Nos hemos juramentado para que la siguiente quedada sea más concurrida y sobre todo más próxima en el tiempo; dentro de 35 años andaremos por los 87-88 tacos y no hay seguridad de que nos dejen salir solos de casa. La verdad es que fue una gran alegría compartir mesa y mantel después de tantos años con los que compartía bocatas, recreos, clases y confidencias, latín y matemáticas por medio.

En el viaje de la vida, incluso con las previsiones más optimistas, entro en la fase de mi trayectoria donde, recordando a Cavafis, Ítaca está más cerca. Mi viaje ha sido, es, y a Dios pido que siga siendo, un ajetreado tiovivo de rostros, voces, sentimientos y emociones. Y en esa moviola, las caras que reían conmigo en el encuentro del que les hablo están muy presente porque seguro que algo de lo que soy se lo debo a ellos: las influencias en esas edades son poderosas e imperceptibles.

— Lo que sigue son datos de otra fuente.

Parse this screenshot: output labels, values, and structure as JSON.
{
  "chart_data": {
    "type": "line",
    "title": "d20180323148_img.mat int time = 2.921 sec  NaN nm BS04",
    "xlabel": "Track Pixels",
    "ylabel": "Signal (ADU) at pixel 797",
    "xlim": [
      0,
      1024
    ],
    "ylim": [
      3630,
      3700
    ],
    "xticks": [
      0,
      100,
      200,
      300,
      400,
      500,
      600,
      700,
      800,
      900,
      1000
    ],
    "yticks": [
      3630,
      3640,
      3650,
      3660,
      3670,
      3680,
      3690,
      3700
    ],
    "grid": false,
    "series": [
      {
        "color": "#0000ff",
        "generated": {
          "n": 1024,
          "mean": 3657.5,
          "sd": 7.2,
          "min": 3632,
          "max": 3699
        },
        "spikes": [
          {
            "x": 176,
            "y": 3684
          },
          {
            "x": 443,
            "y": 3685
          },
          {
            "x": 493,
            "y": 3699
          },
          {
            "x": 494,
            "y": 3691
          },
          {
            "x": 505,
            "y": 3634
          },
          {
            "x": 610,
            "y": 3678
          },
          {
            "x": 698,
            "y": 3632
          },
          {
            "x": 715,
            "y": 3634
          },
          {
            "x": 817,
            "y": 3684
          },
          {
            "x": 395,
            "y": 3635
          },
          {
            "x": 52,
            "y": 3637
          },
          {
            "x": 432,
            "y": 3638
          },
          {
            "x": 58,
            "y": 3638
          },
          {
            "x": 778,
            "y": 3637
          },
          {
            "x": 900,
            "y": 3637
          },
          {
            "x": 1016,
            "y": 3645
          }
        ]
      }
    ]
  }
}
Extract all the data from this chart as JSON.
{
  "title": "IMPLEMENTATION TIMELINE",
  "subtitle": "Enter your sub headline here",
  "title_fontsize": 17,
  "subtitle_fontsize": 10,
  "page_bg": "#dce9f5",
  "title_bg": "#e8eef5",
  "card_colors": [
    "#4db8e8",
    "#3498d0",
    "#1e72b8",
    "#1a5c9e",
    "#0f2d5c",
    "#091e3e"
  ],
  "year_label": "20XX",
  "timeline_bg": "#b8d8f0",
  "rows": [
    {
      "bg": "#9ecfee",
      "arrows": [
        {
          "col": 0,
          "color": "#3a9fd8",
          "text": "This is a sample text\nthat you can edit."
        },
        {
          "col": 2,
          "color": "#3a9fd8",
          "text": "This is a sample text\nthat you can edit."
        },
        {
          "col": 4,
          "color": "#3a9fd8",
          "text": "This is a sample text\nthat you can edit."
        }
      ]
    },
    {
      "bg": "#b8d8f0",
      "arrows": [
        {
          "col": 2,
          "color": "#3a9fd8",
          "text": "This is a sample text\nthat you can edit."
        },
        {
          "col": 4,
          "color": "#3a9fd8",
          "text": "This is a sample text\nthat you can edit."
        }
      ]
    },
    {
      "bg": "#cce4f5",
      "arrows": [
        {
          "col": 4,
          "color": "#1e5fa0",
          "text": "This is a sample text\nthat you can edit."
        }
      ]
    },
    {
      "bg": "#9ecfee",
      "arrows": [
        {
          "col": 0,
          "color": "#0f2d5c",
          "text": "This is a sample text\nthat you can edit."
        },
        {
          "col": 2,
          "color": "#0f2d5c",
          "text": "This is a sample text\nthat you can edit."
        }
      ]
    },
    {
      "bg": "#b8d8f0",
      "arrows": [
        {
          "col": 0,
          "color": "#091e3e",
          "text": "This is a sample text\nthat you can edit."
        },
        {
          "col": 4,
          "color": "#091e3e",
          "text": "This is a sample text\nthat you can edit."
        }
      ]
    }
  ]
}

En este viaje, largo y que continúa, he tenido la mejor compañía a la que un ser humano puede aspirar; los que me cuidaron y quisieron desde el inicio y que siguen ahí aunque a algunos ya no los vea pero sí los sienta, los que han nacido por mí y que, mejorando de forma infinita, me permitirán seguir a través de ellos y los suyos, y la compañera de viaje que se subió cuando ambos éramos jóvenes, enseñándome que la palabra amor se escribe con mayúscula. No han faltado los amigos y amigas, y en esa nómina que me honra estarán para siempre las niñas y los niños del BUP en Santa Rosa de Lima, versión polaroid.